MS Study Questions Safety of Bacteria commonly used to increase immune response

Stuart SchlossmanMS Research Study and Reports

In a recent study, a team of researchers argued that, contrary to what has been proposed,subclinical Bordetella pertussis colonization is an important cause of multiple sclerosis (MS). The study, “The potential role of subclinical Bordetella Pertussis colonization in the etiology of multiple sclerosis,” was published in the journal Immunobiology.
The bacteria Bordetella pertussis and its secreted toxin have been extensively used within the last 50 years as a potent adjuvant, or substance added to a vaccine to increase the body’s immune response to it. When co-administered with neural antigens, the bacteria induces neuropathology in experimental autoimmune encephalomyelitis, the key animal model for human MS.

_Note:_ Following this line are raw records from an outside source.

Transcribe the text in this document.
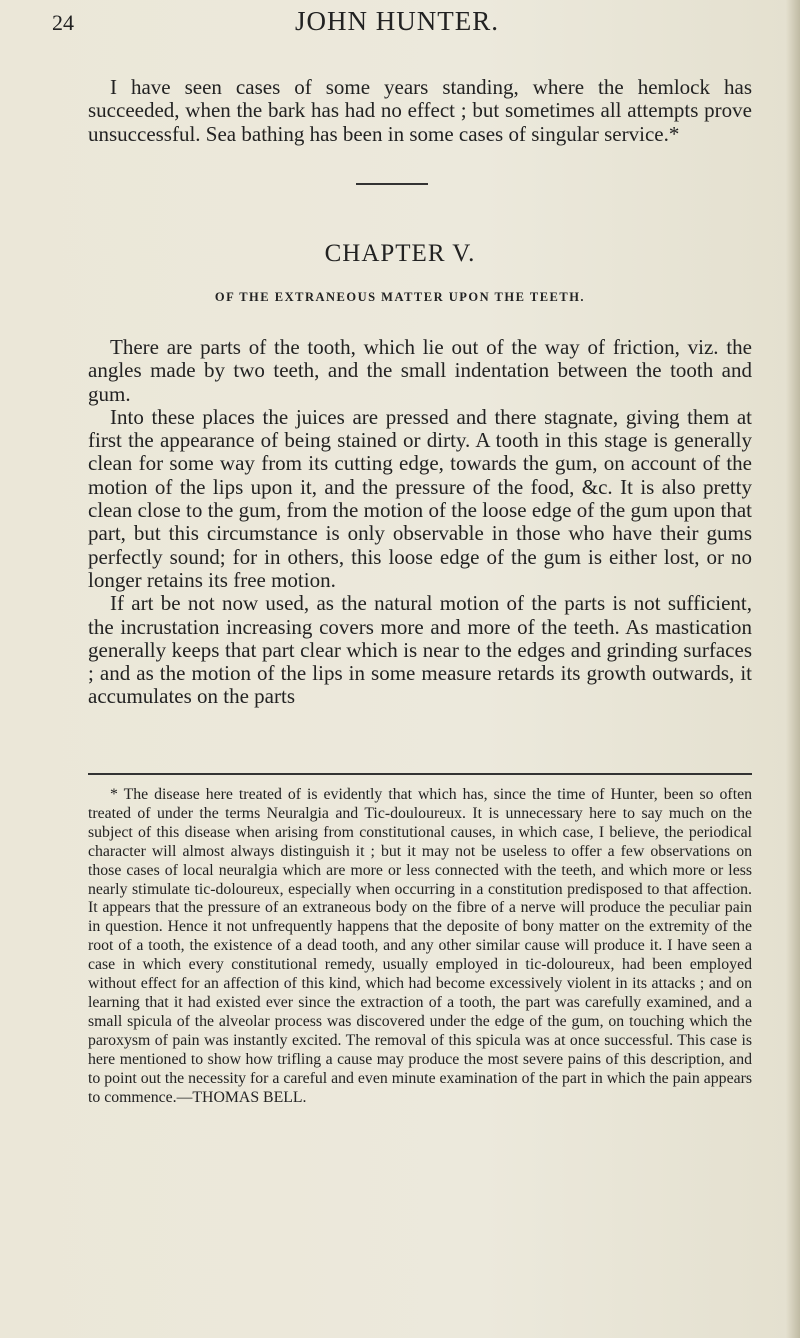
24	JOHN HUNTER.

I have seen cases of some years standing, where the hemlock has succeeded, when the bark has had no effect ; but sometimes all attempts prove unsuccessful. Sea bathing has been in some cases of singular service.*

CHAPTER V.
OF THE EXTRANEOUS MATTER UPON THE TEETH.

There are parts of the tooth, which lie out of the way of friction, viz. the angles made by two teeth, and the small indentation between the tooth and gum.

Into these places the juices are pressed and there stagnate, giving them at first the appearance of being stained or dirty. A tooth in this stage is generally clean for some way from its cutting edge, towards the gum, on account of the motion of the lips upon it, and the pressure of the food, &c. It is also pretty clean close to the gum, from the motion of the loose edge of the gum upon that part, but this circumstance is only observable in those who have their gums perfectly sound; for in others, this loose edge of the gum is either lost, or no longer retains its free motion.

If art be not now used, as the natural motion of the parts is not sufficient, the incrustation increasing covers more and more of the teeth. As mastication generally keeps that part clear which is near to the edges and grinding surfaces ; and as the motion of the lips in some measure retards its growth outwards, it accumulates on the parts

* The disease here treated of is evidently that which has, since the time of Hunter, been so often treated of under the terms Neuralgia and Tic-douloureux. It is unnecessary here to say much on the subject of this disease when arising from constitutional causes, in which case, I believe, the periodical character will almost always distinguish it ; but it may not be useless to offer a few observations on those cases of local neuralgia which are more or less connected with the teeth, and which more or less nearly stimulate tic-doloureux, especially when occurring in a constitution predisposed to that affection. It appears that the pressure of an extraneous body on the fibre of a nerve will produce the peculiar pain in question. Hence it not unfrequently happens that the deposite of bony matter on the extremity of the root of a tooth, the existence of a dead tooth, and any other similar cause will produce it. I have seen a case in which every constitutional remedy, usually employed in tic-doloureux, had been employed without effect for an affection of this kind, which had become excessively violent in its attacks ; and on learning that it had existed ever since the extraction of a tooth, the part was carefully examined, and a small spicula of the alveolar process was discovered under the edge of the gum, on touching which the paroxysm of pain was instantly excited. The removal of this spicula was at once successful. This case is here mentioned to show how trifling a cause may produce the most severe pains of this description, and to point out the necessity for a careful and even minute examination of the part in which the pain appears to commence.—THOMAS BELL.
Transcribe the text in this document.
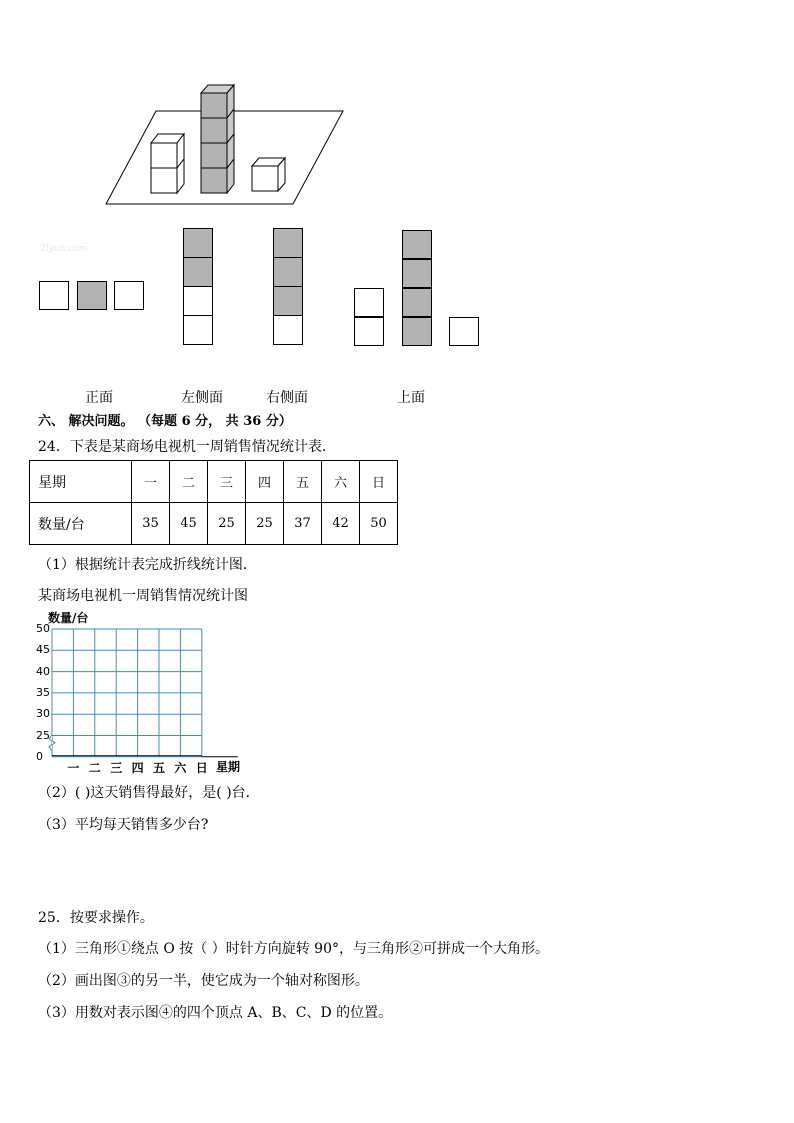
2lyun.com
正面	左侧面	右侧面	上面
六、 解决问题。 （每题 6 分， 共 36 分）
24．下表是某商场电视机一周销售情况统计表．
星期	一	二	三	四	五	六	日
数量/台	35	45	25	25	37	42	50
（1）根据统计表完成折线统计图．
某商场电视机一周销售情况统计图
数量/台
50
45
40
35
30
25
0
一 二 三 四 五 六 日 星期
（2）( )这天销售得最好，是( )台．
（3）平均每天销售多少台?
25．按要求操作。
（1）三角形①绕点 O 按（ ）时针方向旋转 90°，与三角形②可拼成一个大角形。
（2）画出图③的另一半，使它成为一个轴对称图形。
（3）用数对表示图④的四个顶点 A、B、C、D 的位置。
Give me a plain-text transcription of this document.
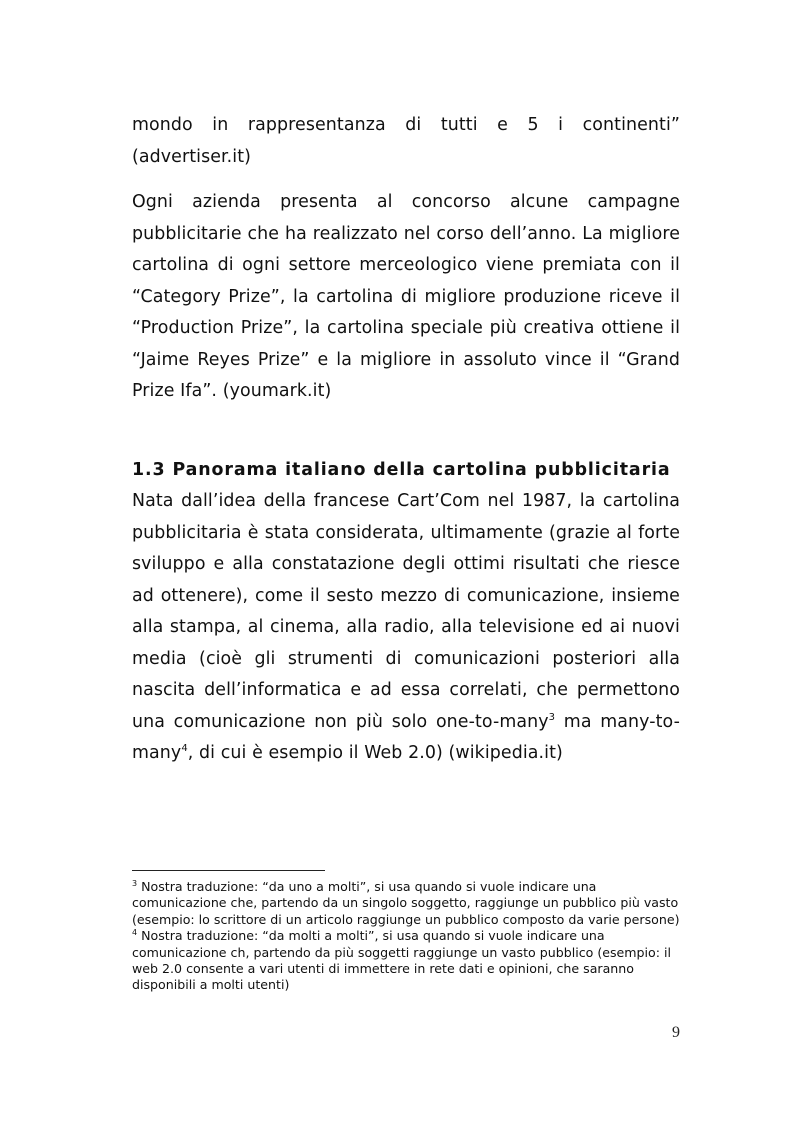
mondo in rappresentanza di tutti e 5 i continenti” (advertiser.it)

Ogni azienda presenta al concorso alcune campagne pubblicitarie che ha realizzato nel corso dell’anno. La migliore cartolina di ogni settore merceologico viene premiata con il “Category Prize”, la cartolina di migliore produzione riceve il “Production Prize”, la cartolina speciale più creativa ottiene il “Jaime Reyes Prize” e la migliore in assoluto vince il “Grand Prize Ifa”. (youmark.it)

1.3 Panorama italiano della cartolina pubblicitaria

Nata dall’idea della francese Cart’Com nel 1987, la cartolina pubblicitaria è stata considerata, ultimamente (grazie al forte sviluppo e alla constatazione degli ottimi risultati che riesce ad ottenere), come il sesto mezzo di comunicazione, insieme alla stampa, al cinema, alla radio, alla televisione ed ai nuovi media (cioè gli strumenti di comunicazioni posteriori alla nascita dell’informatica e ad essa correlati, che permettono una comunicazione non più solo one-to-many$^3$ ma many-to-many$^4$, di cui è esempio il Web 2.0) (wikipedia.it)

$^3$ Nostra traduzione: “da uno a molti”, si usa quando si vuole indicare una comunicazione che, partendo da un singolo soggetto, raggiunge un pubblico più vasto (esempio: lo scrittore di un articolo raggiunge un pubblico composto da varie persone)

$^4$ Nostra traduzione: “da molti a molti”, si usa quando si vuole indicare una comunicazione ch, partendo da più soggetti raggiunge un vasto pubblico (esempio: il web 2.0 consente a vari utenti di immettere in rete dati e opinioni, che saranno disponibili a molti utenti)

9
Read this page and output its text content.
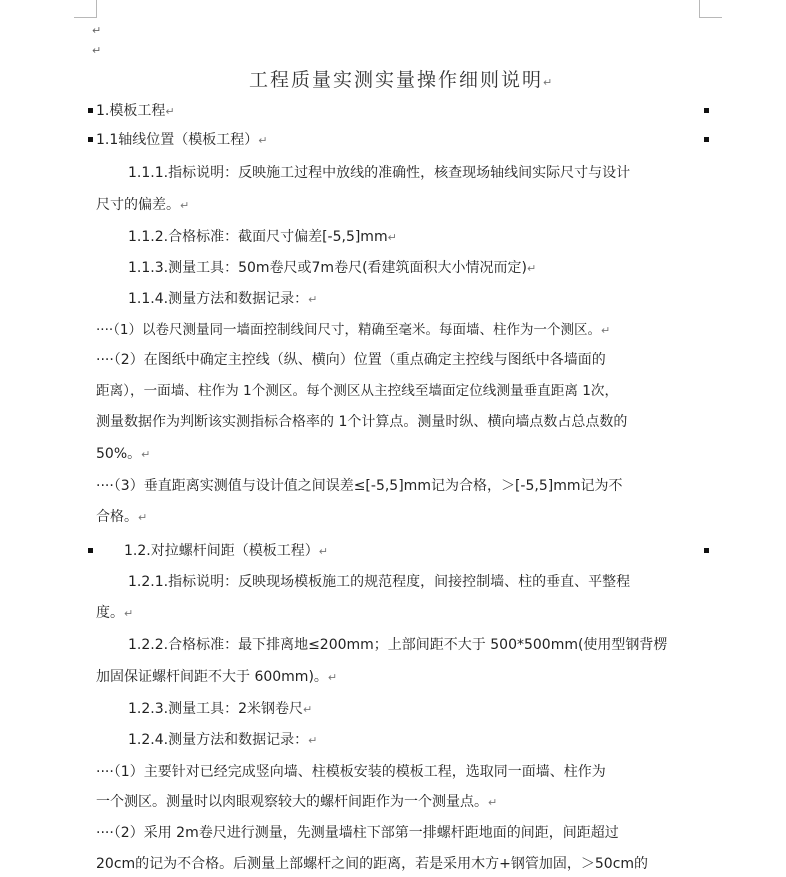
↵
↵
工程质量实测实量操作细则说明↵
1.模板工程↵
1.1轴线位置（模板工程）↵
1.1.1.指标说明：反映施工过程中放线的准确性，核查现场轴线间实际尺寸与设计
尺寸的偏差。↵
1.1.2.合格标准：截面尺寸偏差[-5,5]mm↵
1.1.3.测量工具：50m卷尺或7m卷尺(看建筑面积大小情况而定)↵
1.1.4.测量方法和数据记录：↵
····（1）以卷尺测量同一墙面控制线间尺寸，精确至毫米。每面墙、柱作为一个测区。↵
····（2）在图纸中确定主控线（纵、横向）位置（重点确定主控线与图纸中各墙面的
距离），一面墙、柱作为 1个测区。每个测区从主控线至墙面定位线测量垂直距离 1次，
测量数据作为判断该实测指标合格率的 1个计算点。测量时纵、横向墙点数占总点数的
50%。↵
····（3）垂直距离实测值与设计值之间误差≤[-5,5]mm记为合格，＞[-5,5]mm记为不
合格。↵
1.2.对拉螺杆间距（模板工程）↵
1.2.1.指标说明：反映现场模板施工的规范程度，间接控制墙、柱的垂直、平整程
度。↵
1.2.2.合格标准：最下排离地≤200mm；上部间距不大于 500*500mm(使用型钢背楞
加固保证螺杆间距不大于 600mm)。↵
1.2.3.测量工具：2米钢卷尺↵
1.2.4.测量方法和数据记录：↵
····（1）主要针对已经完成竖向墙、柱模板安装的模板工程，选取同一面墙、柱作为
一个测区。测量时以肉眼观察较大的螺杆间距作为一个测量点。↵
····（2）采用 2m卷尺进行测量，先测量墙柱下部第一排螺杆距地面的间距，间距超过
20cm的记为不合格。后测量上部螺杆之间的距离，若是采用木方+钢管加固，＞50cm的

Researchers now hypothesize that subclinical Bordetella pertussis nasopharyngeal colonization is not innocuous to hosts, and can actually behave as a human neuropathogen causing MS.
The team reviewed three epidemiological cases that offer evidence supporting their hypothesis. The first is the major MS-related epidemiologic phenomenon of the last century — the MS epidemic in the Faroe Islands during and immediately after World War II. According to the article, authors who studied the outbreak noted that “MS is the rare late outcome of a specific but unknown infectious disease of adolescence and young adulthood.”